Pertama, menghapus stereotip gender dalam unit keluarga. Stereotip tradisional tentang maskulinitas dan feminitas merugikan kita semua. Kita bisa mulai dengan mengingatkan anak-anak sejak kecil untuk tidak takut melakukan banyak hal. Berlari-larian, bermain lumpur, atau melakukan aktivitas fisik itu untuk semua orang bukan gender tertentu.
Kedua, mendorong sekolah untuk memberikan anak perempuan memiliki kebebasan untuk belajar dan bermain di luar ruangan tanpa tekanan. Misalnya pihak sekolah harus memastikan seragam, peralatan olahraga, dan jadwal sekolah memfasilitasi olahraga dan bermain untuk anak perempuan, bukannya membatasi mereka.
Ketiga, mendorong ruang publik yang aman dari pelecehan seksual. Keenganan anak perempuan menggunakan ruang publik salah satunya karena dinilai tidak aman untuk mereka. Sudah jadi tanggung jawab kolektif bagi masyarakat untuk memberi penyadaran bagi laki-laki untuk tidak melakukan pelecehan seksual pada perempuan di ruang publik.
Salah satu caranya bisa dengan kampanye. Adidas misalnya baru-baru ini meluncurkan The Ridiculous Run yang bertujuan untuk mendorong kesadaran masyarakat tentang tantangan yang dihadapi perempuan saat berolahraga di ruang publik dan mendorong laki-laki untuk mendidik diri mereka sendiri tentang masalah ini sehingga mereka bisa jadi sekutu yang baik.
Keempat, mendorong perencanaan kota dapat yang lebih inklusif gender. Pemerintah kota Barcelona misalnya sudah melakukan ini dengan mengintegrasikan perspektif gender ke dalam semua kebijakan perencanaan kota untuk mewujudkan kota yang lebih adil, lebih setara, dan lebih aman.

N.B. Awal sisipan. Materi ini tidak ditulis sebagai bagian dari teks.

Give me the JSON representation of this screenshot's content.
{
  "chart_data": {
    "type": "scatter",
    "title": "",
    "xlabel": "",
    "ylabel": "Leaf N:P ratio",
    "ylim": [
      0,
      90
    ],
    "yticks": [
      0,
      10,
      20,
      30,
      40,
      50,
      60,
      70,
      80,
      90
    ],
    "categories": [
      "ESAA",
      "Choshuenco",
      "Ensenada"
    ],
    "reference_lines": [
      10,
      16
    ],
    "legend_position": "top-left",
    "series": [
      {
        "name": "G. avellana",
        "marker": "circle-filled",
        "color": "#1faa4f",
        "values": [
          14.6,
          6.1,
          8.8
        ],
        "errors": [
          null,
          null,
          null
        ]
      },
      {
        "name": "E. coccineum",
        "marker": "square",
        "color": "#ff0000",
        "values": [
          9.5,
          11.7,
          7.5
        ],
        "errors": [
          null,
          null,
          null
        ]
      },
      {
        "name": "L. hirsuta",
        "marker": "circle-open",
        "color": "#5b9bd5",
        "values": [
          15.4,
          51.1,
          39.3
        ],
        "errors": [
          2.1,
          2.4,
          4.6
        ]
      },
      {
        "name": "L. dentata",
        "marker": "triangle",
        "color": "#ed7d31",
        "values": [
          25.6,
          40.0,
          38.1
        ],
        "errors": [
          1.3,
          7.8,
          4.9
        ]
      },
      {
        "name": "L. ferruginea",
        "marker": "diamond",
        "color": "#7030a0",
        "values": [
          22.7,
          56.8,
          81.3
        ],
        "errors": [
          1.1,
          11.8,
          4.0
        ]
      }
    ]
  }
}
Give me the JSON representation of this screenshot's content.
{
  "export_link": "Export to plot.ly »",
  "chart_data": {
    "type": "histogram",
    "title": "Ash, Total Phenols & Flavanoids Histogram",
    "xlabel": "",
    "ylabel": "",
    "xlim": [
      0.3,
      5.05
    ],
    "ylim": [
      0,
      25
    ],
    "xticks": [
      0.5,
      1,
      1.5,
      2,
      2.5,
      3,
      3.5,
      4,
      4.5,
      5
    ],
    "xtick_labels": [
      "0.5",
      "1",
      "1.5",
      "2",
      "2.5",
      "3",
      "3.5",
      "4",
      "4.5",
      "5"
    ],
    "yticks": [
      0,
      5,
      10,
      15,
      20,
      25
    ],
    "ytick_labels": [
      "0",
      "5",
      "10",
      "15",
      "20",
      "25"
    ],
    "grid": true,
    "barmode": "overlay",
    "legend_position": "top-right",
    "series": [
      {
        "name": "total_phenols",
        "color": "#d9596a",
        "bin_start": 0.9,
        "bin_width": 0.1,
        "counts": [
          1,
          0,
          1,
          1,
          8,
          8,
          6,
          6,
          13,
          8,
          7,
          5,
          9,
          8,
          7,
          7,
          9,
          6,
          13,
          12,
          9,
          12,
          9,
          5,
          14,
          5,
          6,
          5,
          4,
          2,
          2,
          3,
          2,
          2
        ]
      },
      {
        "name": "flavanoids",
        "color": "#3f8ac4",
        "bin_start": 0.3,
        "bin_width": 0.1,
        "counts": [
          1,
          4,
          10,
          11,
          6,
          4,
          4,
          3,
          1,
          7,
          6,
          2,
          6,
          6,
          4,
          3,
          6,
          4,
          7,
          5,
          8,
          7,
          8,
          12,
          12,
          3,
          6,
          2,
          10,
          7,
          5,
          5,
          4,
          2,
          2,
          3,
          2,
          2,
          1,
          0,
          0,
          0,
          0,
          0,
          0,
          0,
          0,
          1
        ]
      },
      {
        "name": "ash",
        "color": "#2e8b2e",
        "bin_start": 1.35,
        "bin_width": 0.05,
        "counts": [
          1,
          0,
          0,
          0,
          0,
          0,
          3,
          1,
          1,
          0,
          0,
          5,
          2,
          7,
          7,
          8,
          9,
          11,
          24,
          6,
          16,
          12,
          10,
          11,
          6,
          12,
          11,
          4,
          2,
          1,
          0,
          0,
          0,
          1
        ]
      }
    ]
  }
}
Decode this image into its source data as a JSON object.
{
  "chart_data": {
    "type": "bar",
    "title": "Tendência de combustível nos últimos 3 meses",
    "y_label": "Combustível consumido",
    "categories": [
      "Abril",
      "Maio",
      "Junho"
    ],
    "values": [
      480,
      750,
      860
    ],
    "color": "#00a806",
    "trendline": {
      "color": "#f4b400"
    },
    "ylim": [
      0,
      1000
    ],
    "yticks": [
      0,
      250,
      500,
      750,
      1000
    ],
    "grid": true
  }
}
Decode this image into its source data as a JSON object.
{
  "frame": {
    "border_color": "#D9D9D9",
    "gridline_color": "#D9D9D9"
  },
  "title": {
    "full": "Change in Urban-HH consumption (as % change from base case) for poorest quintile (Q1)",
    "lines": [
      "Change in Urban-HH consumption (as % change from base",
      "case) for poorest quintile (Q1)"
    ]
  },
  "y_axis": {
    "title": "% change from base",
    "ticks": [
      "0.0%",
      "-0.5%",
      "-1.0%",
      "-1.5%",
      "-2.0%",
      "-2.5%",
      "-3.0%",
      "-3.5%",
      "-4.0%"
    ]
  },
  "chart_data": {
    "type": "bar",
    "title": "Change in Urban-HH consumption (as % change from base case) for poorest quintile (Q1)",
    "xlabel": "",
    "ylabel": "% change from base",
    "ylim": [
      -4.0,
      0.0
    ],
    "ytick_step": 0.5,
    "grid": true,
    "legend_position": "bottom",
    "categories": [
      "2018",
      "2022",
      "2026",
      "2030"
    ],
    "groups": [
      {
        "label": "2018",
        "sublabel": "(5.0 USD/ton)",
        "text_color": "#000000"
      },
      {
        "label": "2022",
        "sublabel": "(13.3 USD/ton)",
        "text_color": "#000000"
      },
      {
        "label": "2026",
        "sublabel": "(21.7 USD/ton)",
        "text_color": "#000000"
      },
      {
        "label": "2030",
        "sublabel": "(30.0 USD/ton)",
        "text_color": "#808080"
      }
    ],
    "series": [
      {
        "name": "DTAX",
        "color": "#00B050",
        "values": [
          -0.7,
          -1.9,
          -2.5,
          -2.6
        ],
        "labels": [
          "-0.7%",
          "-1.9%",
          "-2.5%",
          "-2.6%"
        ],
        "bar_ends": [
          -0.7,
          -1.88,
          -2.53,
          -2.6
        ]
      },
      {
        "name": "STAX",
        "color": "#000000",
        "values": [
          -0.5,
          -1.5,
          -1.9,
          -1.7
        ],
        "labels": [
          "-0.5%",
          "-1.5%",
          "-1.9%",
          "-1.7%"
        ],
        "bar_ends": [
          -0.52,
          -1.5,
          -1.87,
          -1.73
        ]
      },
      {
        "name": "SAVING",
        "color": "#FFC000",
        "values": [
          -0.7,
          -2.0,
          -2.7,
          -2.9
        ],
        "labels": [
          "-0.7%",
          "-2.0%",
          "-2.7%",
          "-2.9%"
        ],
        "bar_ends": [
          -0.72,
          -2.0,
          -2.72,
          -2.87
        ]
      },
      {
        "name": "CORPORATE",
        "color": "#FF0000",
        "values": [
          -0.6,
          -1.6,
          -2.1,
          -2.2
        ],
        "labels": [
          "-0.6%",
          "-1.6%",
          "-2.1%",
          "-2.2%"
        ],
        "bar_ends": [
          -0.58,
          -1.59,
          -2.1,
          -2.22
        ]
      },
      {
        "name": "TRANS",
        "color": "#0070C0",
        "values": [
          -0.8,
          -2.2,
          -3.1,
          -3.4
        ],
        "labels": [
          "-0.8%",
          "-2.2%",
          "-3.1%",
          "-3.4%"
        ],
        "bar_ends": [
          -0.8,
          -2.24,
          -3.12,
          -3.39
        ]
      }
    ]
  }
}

Hal ini termasuk mempertimbangkan detail-detail kecil seperti penempatan bangku dan penyeberangan zebra, serta proyek-proyek yang lebih besar seperti renovasi lingkungan. Strategi ini mengakui peran perempuan di ruang publik dan mendorong universalisasi nilai-nilai kepedulian, menerapkannya pada ekosistem kota (manusia, masyarakat, dan alam).